Overpaid, Underpaid, or Appropriately Compensated?
Chaves and Schleifer don’t exactly answer whether or not their research means clergy are overpaid, underpaid, or appropriately compensated. They, do, however, find the following to be true of clergy employed in full-time roles:
Clergy earn less than others of comparable education, age, race, gender, marital status, and location (and clergy serving congregations earn less than those who serve in other settings).
- Clergy work less today than in prior eras: 2013 – 43 hours a week, 1979 – 52 hours a week, 1934 – 76 hours.
- Clergy lost earnings ground between 1976 and 2013 relative to all college-educated workers, but improved their relative position when earnings inequality is considered. The latter sort is significant since all other worker wages are losing ground to the top group as income inequality widens.
- The clergy wage disadvantage dropped by about $3 an hour between 1982 and 2013, but remains significant at around $9 an hour.
- Entering the ranks of the clergy is associated with an average wage loss of 15% per hour while exiting the clergy for other work is associated with an average wage gain of 7% per hour based on wages in the year before and year following the change in working status respectively.
Clergy enter ministry for a variety of reasons. Many understand the role as a calling from God. Very few enter vocational training with lifetime financial earnings as a primary concern.
Regardless of compensation, clergy are happy about their work: more than six in 10 clergy say they are “very happy” in their work, but just over three in 10 Americans express similar satisfaction (Briggs citing Schleifer and Chaves’ reporting of GSS data).
The authors note several important limitations of their research, including the need to place the statistical changes in the larger perspective of the changes in American religion. Since 86% of clergy are employed by congregations, changes in congregations matter. Over the last 30 years the following changes likely contributed positively to wage increases on an hourly basis for full-time clergy:
- decline in number of congregations with full-time clergy (those remaining are, on average, likely better able to pay higher wages than the entire group was on average when full-time clergy were normative)
implementation of denominational minimum salaries
shift toward housing allowances instead of manses.
This data matters to me as someone who follows the Way of Jesus and seeks to be a part of a community of faith. It also matters as someone who has experienced the transition from another field into ministry and, more recently, from fifteen years of full-time ministry to a position outside of ministry. I also recognize my ministerial income was well above average, and that my higher than typical compensation was the result of serving congregations far larger than average.

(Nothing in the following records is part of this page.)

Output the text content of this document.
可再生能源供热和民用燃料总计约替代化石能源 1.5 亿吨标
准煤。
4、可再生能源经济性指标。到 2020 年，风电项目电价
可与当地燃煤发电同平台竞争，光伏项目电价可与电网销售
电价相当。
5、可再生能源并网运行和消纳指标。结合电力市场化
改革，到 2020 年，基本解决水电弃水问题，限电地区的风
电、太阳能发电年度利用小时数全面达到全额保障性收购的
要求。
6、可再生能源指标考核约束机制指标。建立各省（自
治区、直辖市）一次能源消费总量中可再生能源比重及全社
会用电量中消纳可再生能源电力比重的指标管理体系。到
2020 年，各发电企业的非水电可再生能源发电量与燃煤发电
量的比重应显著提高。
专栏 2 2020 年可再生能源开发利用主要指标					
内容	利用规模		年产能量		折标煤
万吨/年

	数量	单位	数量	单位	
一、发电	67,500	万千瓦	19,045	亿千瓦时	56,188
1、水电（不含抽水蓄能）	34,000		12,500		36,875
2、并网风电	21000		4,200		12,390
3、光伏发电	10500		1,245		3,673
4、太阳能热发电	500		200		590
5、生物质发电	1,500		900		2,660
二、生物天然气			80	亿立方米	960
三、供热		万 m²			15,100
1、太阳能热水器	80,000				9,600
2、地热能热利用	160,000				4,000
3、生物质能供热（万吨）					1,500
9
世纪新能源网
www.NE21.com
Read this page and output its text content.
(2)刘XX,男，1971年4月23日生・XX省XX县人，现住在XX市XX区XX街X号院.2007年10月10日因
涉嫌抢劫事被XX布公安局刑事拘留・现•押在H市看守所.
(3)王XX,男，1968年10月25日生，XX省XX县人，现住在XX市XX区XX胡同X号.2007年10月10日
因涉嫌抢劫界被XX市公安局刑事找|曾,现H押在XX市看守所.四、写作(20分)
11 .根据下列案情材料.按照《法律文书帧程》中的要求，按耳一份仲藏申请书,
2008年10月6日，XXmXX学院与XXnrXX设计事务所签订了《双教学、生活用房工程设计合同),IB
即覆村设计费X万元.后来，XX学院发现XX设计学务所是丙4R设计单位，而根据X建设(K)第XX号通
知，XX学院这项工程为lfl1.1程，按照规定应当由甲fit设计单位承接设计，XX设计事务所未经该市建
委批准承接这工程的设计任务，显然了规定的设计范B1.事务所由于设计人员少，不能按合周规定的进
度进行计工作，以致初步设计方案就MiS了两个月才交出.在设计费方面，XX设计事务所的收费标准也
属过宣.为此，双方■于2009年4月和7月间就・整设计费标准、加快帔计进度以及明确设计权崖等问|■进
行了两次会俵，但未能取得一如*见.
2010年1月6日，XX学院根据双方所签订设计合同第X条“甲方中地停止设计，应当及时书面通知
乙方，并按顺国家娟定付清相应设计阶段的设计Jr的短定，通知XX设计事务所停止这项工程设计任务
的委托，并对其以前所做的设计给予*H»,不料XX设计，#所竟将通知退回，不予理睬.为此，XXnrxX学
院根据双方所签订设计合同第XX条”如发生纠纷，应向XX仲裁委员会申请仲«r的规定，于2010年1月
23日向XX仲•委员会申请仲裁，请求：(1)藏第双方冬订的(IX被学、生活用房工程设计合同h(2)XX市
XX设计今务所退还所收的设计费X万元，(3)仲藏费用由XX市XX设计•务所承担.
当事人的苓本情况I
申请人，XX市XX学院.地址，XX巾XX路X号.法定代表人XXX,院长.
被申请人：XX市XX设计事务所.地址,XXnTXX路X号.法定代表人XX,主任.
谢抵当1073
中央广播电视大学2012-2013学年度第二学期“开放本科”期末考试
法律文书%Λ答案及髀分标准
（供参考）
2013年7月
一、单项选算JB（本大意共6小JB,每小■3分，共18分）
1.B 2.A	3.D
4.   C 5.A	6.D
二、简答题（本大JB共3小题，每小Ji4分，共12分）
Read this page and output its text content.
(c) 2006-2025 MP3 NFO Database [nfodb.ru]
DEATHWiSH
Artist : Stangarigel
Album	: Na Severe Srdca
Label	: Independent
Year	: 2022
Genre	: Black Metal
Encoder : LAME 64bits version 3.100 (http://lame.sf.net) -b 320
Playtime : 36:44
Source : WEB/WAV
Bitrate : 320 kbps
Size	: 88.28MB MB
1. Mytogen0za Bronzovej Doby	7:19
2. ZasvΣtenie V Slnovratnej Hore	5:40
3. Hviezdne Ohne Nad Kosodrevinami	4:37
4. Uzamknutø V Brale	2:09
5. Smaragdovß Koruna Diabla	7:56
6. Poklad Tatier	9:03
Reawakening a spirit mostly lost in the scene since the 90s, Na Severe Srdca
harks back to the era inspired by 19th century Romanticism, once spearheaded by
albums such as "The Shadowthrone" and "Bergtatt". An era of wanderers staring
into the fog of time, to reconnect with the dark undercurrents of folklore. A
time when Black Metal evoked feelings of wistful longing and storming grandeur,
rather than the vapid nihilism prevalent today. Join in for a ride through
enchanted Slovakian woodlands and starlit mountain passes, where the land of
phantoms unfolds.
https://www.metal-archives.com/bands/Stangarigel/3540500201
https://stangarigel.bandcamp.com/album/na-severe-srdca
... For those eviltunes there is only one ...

This research sheds new light on an important piece of an ever changing puzzle relevant to individuals, churches, and seminaries. It will certainly inspire additional research.
- Are you surprised to learn that clergy make on average $9 less per hour than other college educated workers? Why or why not?
- Do you expect hourly wages for clergy to rise or fall relative to other workers outside the top 35 highest paid professions over the next decade? What do you think are a few of the key reasons why the outcome you chose is likely?